Application load-balancers also terminate the connections from the client but they can look at the data inside a TCP-packet to chose the appropriate backend server. They can provide richer functionality (sticky sessions – all connection from the same session are handled by the same backend server). They offer more functionalities but are also slower than their network counterparts.

Client-side load-balancing

If there is a server-side load-balancing there should be a client-side load-balancing as well. And there is one such strategy. In this case the load-balancer is just gone and the clients choose which server to connect to.

Of course this implies that somehow the clients need to know about the server instances and implement an algorithm to determine which server to pick from the list. It can be something as simple as a round-robin mechanism, a hashing mechanism or even having the server report their actual load to the clients.
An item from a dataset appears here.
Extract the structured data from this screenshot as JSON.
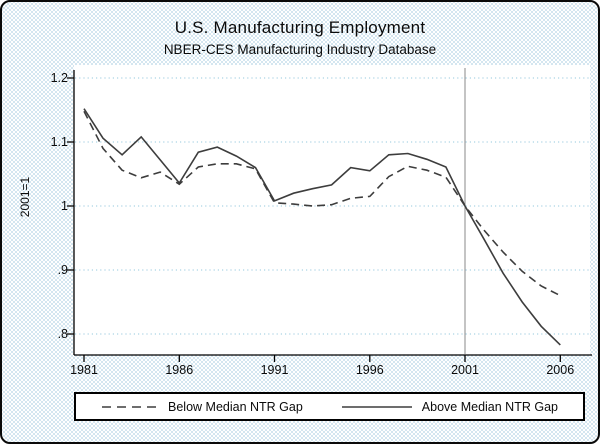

In this case there is a direct connection between clients and server instances and therefore clients needs to be trusted. (Just forget about it if your clients are everywhere over the internet).
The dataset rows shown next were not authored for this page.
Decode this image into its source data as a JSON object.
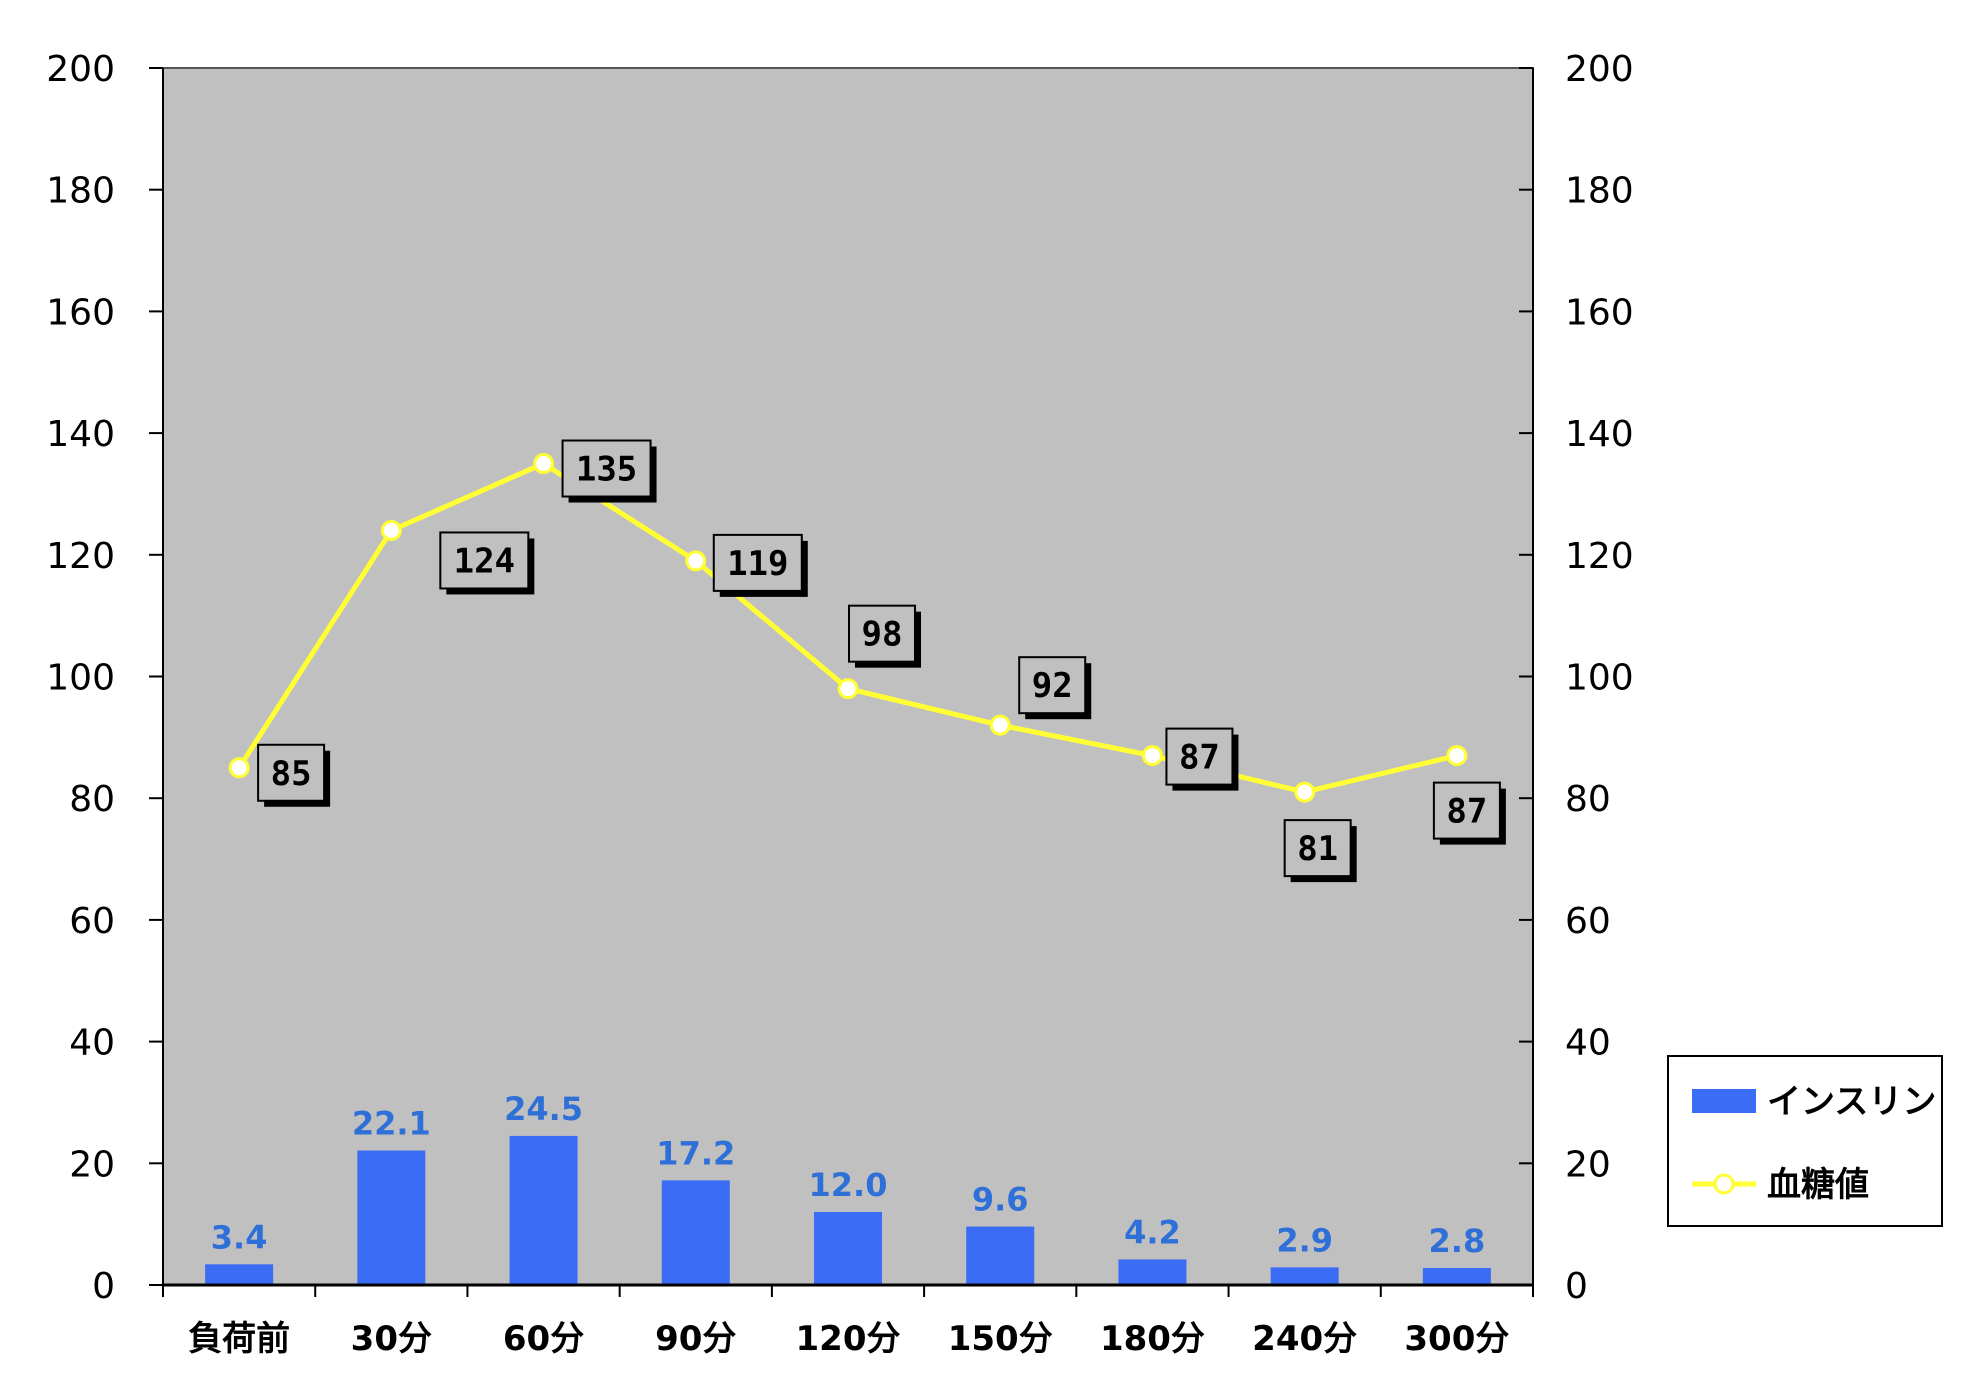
{
  "chart_data": {
    "type": "bar+line",
    "categories": [
      "負荷前",
      "30分",
      "60分",
      "90分",
      "120分",
      "150分",
      "180分",
      "240分",
      "300分"
    ],
    "series": [
      {
        "name": "インスリン",
        "type": "bar",
        "values": [
          3.4,
          22.1,
          24.5,
          17.2,
          12.0,
          9.6,
          4.2,
          2.9,
          2.8
        ],
        "color": "#3b6cf5"
      },
      {
        "name": "血糖値",
        "type": "line",
        "values": [
          85,
          124,
          135,
          119,
          98,
          92,
          87,
          81,
          87
        ],
        "color": "#ffff33"
      }
    ],
    "bar_labels": [
      "3.4",
      "22.1",
      "24.5",
      "17.2",
      "12.0",
      "9.6",
      "4.2",
      "2.9",
      "2.8"
    ],
    "line_labels": [
      "85",
      "124",
      "135",
      "119",
      "98",
      "92",
      "87",
      "81",
      "87"
    ],
    "y_left": {
      "min": 0,
      "max": 200,
      "ticks": [
        0,
        20,
        40,
        60,
        80,
        100,
        120,
        140,
        160,
        180,
        200
      ]
    },
    "y_right": {
      "min": 0,
      "max": 200,
      "ticks": [
        0,
        20,
        40,
        60,
        80,
        100,
        120,
        140,
        160,
        180,
        200
      ]
    },
    "plot_background": "#c0c0c0",
    "grid": false,
    "legend_position": "right"
  }
}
Obviously the clients are more complex as they need to know implement the load balancing strategy themselves. However this can be facilitated by a framework or library (e.g. akka-cluster).
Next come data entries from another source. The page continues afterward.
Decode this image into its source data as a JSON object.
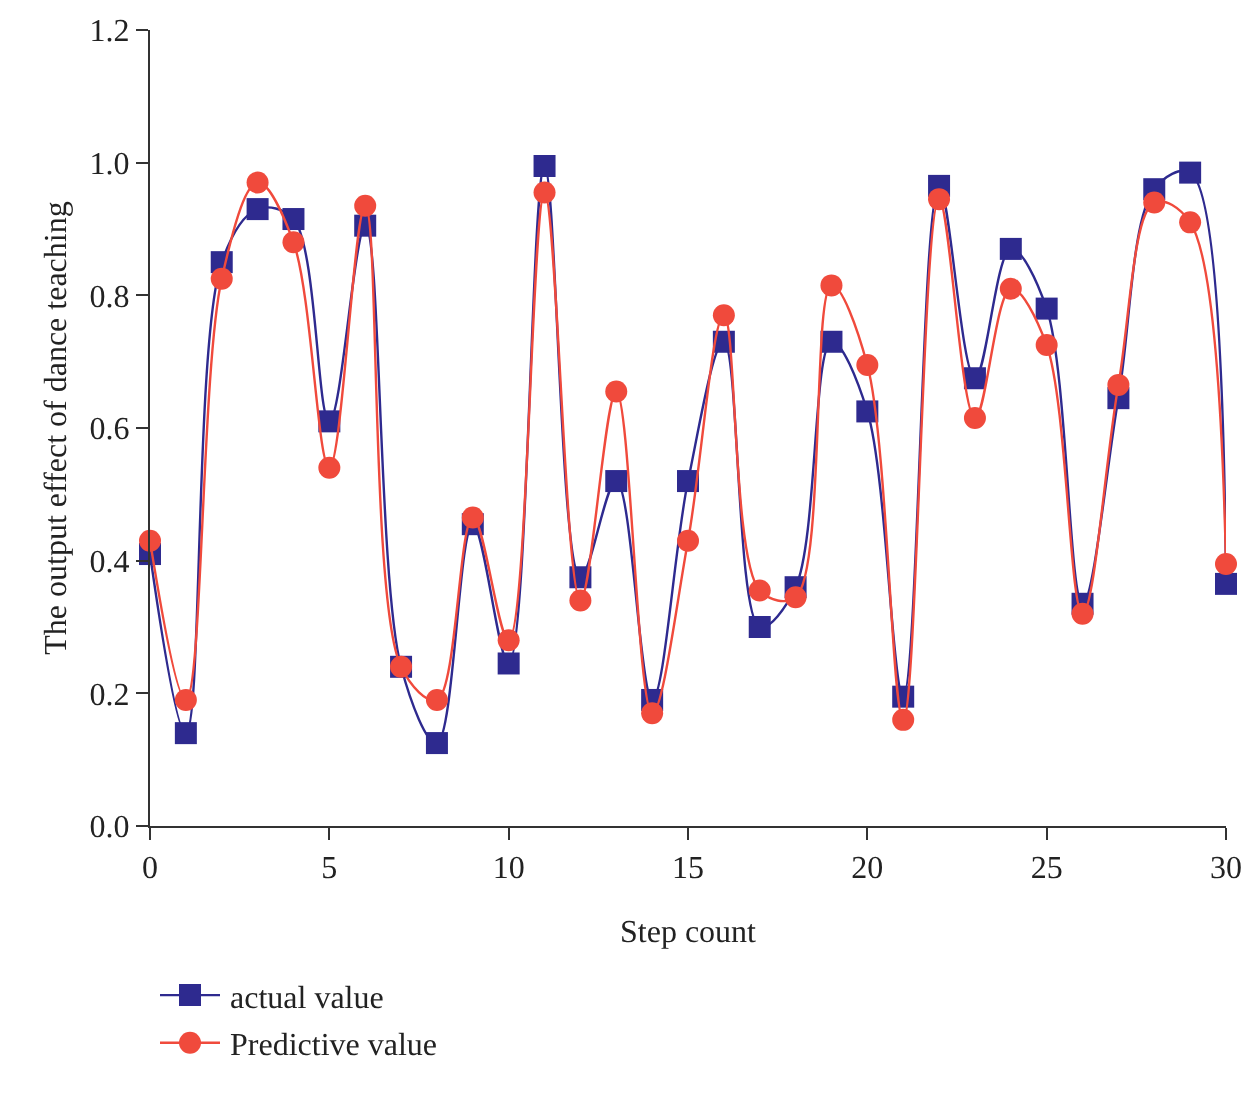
{
  "chart_data": {
    "type": "line",
    "xlabel": "Step count",
    "ylabel": "The output effect of dance teaching",
    "x": [
      0,
      1,
      2,
      3,
      4,
      5,
      6,
      7,
      8,
      9,
      10,
      11,
      12,
      13,
      14,
      15,
      16,
      17,
      18,
      19,
      20,
      21,
      22,
      23,
      24,
      25,
      26,
      27,
      28,
      29,
      30
    ],
    "series": [
      {
        "name": "actual value",
        "color": "#2e2a8f",
        "marker": "square",
        "values": [
          0.41,
          0.14,
          0.85,
          0.93,
          0.915,
          0.61,
          0.905,
          0.24,
          0.125,
          0.455,
          0.245,
          0.995,
          0.375,
          0.52,
          0.19,
          0.52,
          0.73,
          0.3,
          0.36,
          0.73,
          0.625,
          0.195,
          0.965,
          0.675,
          0.87,
          0.78,
          0.335,
          0.645,
          0.96,
          0.985,
          0.365
        ]
      },
      {
        "name": "Predictive value",
        "color": "#f04a3c",
        "marker": "circle",
        "values": [
          0.43,
          0.19,
          0.825,
          0.97,
          0.88,
          0.54,
          0.935,
          0.24,
          0.19,
          0.465,
          0.28,
          0.955,
          0.34,
          0.655,
          0.17,
          0.43,
          0.77,
          0.355,
          0.345,
          0.815,
          0.695,
          0.16,
          0.945,
          0.615,
          0.81,
          0.725,
          0.32,
          0.665,
          0.94,
          0.91,
          0.395
        ]
      }
    ],
    "xlim": [
      0,
      30
    ],
    "xticks": [
      0,
      5,
      10,
      15,
      20,
      25,
      30
    ],
    "ylim": [
      0,
      1.2
    ],
    "yticks": [
      {
        "value": 0,
        "label": "0.0"
      },
      {
        "value": 0.2,
        "label": "0.2"
      },
      {
        "value": 0.4,
        "label": "0.4"
      },
      {
        "value": 0.6,
        "label": "0.6"
      },
      {
        "value": 0.8,
        "label": "0.8"
      },
      {
        "value": 1,
        "label": "1.0"
      },
      {
        "value": 1.2,
        "label": "1.2"
      }
    ],
    "grid": false,
    "legend": "bottom left",
    "line_style": "solid"
  }
}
As the load-balancer is gone you gain better latency and improved scalability (just add more servers) but have to pay the price of additional complexity.

Pros

  • Improved latency: direct connection from client to backend server (no proxy extra hops)
  • Improved scalability: scalability depends only on the number of servers (no bottleneck)

Cons

  • Complexity has to be handled by the clients
  • Complex maintenance (libraries update …) as the implementation is language specific
  • Clients must be trusted

Use cases

The Cassandra client can be considered as a client-side load-balancing. The client is aware of the nodes in the cluster by contacting a seed node and selects the most appropriate node to send a request to according to the partition key.

Here it’s the distribution of the partition keys that spread the load fairly. However if one key is used more than other the load won’t be shared equally (hence the importance to choose the partition key wisely).

Unlike with proxy load-balancing, A/B testing (redirecting only a portion of the traffic to specific instances) is more difficult to do.

External load-balancing

This is somehow the hybrid approach. In this configuration cluster state (including server loads …) is maintained by an external load-balancer (e.g. Zookeeper) and clients ask the load-balancer which servers they should connect to.

If the load-balancer returns a list of servers the clients can implement a simple load-balancing strategy (round-robin, random, …). The results from the load-balancer might also be cached allowing the clients to connect to the servers even when the load-balancer is not available.

This approach moves some complexity from the clients to the external load-balancer while preserving direct connection to the servers.

Pros

  • Improved latency: direct connection from client to backend server (no proxy extra hops)
  • Improved scalability: scalability depends only on the number of servers (no bottleneck)
  • Reduced complexity on the clients

Cons

  • Some complexity still has to be handled by the clients
  • Complex maintenance (libraries update …) as the implementation is language specific
  • Clients must be trusted

Use cases

This approach makes sense for micro-service communications where you control both clients and servers. This is also the recommended approach for GRPC.

This approach is also known as service discovery and if you’re on AWS you probably can implement it by using the ELB or ECS APIs.